On Mon, 7 Oct 2019 10:16:21 +0200 Michal Hocko mhocko@kernel.org wrote:
On Fri 04-10-19 14:57:01, Michal Hocko wrote:
On Fri 04-10-19 08:31:49, Qian Cai wrote:
Long time ago, there fixed a similar deadlock in show_slab_objects() [1]. However, it is apparently due to the commits like 01fb58bcba63 ("slab: remove synchronous synchronize_sched() from memcg cache deactivation path") and 03afc0e25f7f ("slab: get_online_mems for kmem_cache_{create,destroy,shrink}"), this kind of deadlock is back by just reading files in /sys/kernel/slab which will generate a lockdep splat below.
Since the "mem_hotplug_lock" here is only to obtain a stable online node mask while racing with NUMA node hotplug, in the worst case, the results may me miscalculated while doing NUMA node hotplug, but they shall be corrected by later reads of the same files.
I think it is important to mention that this doesn't expose the show_slab_objects to use-after-free. There is only a single path that might really race here and that is the slab hotplug notifier callback __kmem_cache_shrink (via slab_mem_going_offline_callback) but that path doesn't really destroy kmem_cache_node data structures.
Yes, I noted this during review. It's a bit subtle and is worthy of more than a changelog note, I think.

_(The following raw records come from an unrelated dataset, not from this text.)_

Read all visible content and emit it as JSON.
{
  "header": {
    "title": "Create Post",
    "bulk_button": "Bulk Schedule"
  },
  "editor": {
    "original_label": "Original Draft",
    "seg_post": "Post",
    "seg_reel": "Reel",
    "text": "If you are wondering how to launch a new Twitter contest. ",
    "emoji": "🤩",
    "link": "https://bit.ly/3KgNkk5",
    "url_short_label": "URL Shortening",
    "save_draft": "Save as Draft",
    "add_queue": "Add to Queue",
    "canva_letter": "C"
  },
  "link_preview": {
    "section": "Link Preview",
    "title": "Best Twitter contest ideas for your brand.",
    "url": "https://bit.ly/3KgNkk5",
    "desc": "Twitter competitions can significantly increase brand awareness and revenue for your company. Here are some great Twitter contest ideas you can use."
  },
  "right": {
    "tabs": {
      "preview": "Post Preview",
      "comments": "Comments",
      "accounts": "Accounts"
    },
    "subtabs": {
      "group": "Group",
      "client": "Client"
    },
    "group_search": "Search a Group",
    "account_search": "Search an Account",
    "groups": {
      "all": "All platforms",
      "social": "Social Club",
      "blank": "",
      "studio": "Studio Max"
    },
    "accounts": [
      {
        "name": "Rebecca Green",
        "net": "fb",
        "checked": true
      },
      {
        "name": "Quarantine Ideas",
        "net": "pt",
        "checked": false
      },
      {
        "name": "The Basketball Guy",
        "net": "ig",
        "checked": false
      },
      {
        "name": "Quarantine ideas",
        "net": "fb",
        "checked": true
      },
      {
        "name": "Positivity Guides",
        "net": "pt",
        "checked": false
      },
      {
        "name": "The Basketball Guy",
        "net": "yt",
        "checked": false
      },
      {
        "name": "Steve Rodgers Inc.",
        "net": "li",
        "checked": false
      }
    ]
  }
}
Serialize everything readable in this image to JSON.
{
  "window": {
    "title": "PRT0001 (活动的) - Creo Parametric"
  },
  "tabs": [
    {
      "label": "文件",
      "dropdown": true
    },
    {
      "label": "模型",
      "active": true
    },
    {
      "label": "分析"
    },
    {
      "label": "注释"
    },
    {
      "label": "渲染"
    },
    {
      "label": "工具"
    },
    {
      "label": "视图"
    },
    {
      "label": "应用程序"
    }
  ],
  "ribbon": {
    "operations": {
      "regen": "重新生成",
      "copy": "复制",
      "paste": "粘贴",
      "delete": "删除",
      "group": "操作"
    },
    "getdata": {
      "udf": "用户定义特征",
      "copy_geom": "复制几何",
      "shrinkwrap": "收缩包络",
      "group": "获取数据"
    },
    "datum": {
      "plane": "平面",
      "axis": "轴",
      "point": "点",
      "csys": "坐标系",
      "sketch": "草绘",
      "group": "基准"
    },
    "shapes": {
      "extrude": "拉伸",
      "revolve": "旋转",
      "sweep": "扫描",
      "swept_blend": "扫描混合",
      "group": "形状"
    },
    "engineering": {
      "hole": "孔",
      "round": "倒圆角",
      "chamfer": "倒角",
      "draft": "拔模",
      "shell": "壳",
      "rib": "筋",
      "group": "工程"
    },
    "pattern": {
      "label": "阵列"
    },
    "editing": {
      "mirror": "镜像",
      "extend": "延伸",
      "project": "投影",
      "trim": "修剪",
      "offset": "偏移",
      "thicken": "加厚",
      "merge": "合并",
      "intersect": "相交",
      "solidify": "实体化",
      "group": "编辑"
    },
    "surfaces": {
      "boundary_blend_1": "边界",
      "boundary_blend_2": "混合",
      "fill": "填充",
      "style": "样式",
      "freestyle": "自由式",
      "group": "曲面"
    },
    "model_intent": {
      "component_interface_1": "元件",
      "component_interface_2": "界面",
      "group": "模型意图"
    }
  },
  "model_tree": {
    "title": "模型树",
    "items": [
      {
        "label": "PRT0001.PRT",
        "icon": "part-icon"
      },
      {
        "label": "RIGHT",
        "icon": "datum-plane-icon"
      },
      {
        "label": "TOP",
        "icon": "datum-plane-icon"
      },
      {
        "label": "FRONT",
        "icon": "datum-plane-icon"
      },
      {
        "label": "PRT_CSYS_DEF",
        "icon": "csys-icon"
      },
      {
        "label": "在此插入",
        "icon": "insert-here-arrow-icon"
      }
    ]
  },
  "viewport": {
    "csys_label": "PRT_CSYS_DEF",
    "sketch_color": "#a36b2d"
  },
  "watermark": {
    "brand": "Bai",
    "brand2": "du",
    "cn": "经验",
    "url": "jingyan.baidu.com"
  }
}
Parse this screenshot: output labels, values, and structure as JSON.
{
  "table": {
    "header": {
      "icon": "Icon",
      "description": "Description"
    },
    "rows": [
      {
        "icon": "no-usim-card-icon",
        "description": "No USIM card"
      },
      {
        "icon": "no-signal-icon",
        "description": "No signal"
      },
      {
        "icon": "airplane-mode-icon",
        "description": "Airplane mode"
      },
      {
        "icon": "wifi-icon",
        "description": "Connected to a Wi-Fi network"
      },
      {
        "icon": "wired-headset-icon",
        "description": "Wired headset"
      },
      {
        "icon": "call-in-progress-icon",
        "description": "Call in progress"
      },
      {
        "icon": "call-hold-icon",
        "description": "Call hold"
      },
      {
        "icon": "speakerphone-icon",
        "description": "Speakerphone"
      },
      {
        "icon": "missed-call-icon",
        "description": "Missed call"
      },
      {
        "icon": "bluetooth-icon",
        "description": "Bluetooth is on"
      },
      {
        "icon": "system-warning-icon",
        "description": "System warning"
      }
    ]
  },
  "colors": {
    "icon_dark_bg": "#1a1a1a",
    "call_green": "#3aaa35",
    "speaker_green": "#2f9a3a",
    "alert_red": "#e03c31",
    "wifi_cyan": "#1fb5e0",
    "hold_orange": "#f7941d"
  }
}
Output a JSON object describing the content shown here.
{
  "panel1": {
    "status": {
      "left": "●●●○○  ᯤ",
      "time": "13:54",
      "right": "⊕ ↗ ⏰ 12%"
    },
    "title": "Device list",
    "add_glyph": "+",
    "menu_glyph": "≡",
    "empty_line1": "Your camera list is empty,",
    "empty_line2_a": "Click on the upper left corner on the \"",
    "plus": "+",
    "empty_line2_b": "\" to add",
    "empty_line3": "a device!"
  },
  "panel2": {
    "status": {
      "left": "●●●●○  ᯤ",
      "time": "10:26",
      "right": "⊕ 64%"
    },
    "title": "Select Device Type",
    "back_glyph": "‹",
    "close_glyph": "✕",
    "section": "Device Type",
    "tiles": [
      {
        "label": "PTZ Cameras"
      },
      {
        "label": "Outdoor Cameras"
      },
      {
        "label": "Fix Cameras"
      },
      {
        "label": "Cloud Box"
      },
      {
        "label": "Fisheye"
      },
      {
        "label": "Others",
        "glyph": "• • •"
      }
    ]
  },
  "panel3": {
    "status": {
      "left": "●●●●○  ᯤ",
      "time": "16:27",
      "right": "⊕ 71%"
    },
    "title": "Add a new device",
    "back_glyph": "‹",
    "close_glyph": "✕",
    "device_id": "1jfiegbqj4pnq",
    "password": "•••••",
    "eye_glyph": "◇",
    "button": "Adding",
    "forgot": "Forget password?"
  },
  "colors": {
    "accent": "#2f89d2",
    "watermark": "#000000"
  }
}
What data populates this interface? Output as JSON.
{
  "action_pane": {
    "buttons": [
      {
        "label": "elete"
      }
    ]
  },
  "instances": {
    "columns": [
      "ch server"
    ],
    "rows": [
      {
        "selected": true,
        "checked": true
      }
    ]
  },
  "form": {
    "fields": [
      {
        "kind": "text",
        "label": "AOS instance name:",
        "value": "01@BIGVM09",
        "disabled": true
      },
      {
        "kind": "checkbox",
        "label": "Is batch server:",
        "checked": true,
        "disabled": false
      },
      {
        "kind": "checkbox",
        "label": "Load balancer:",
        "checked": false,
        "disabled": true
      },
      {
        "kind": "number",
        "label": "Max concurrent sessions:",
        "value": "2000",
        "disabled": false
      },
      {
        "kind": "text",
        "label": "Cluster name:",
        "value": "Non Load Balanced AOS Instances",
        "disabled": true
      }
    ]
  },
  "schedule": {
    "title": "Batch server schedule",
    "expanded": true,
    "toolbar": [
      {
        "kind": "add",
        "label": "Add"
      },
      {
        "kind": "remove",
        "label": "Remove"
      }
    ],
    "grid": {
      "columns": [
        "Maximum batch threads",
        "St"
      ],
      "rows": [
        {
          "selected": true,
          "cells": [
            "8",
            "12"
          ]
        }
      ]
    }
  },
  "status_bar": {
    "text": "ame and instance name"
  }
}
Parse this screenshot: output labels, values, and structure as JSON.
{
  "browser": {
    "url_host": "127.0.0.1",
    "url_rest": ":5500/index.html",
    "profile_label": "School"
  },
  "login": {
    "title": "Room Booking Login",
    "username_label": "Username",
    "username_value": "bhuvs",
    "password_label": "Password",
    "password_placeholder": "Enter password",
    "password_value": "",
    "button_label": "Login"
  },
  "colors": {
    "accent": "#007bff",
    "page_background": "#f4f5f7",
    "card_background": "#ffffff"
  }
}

How about this?
--- a/mm/slub.c~mm-slub-fix-a-deadlock-in-show_slab_objects-fix +++ a/mm/slub.c @@ -4851,6 +4851,10 @@ static ssize_t show_slab_objects(struct * already held which will conflict with an existing lock order: * * mem_hotplug_lock->slab_mutex->kernfs_mutex + * + * We don't really need mem_hotplug_lock (to hold off + * slab_mem_going_offline_callback()) here because slab's memory hot + * unplug code doesn't destroy the kmem_cache->node[] data. */
#ifdef CONFIG_SLUB_DEBUG _
Andrew, please add this to the changelog so that we do not have to scratch heads again when looking into that code.
I did that as well.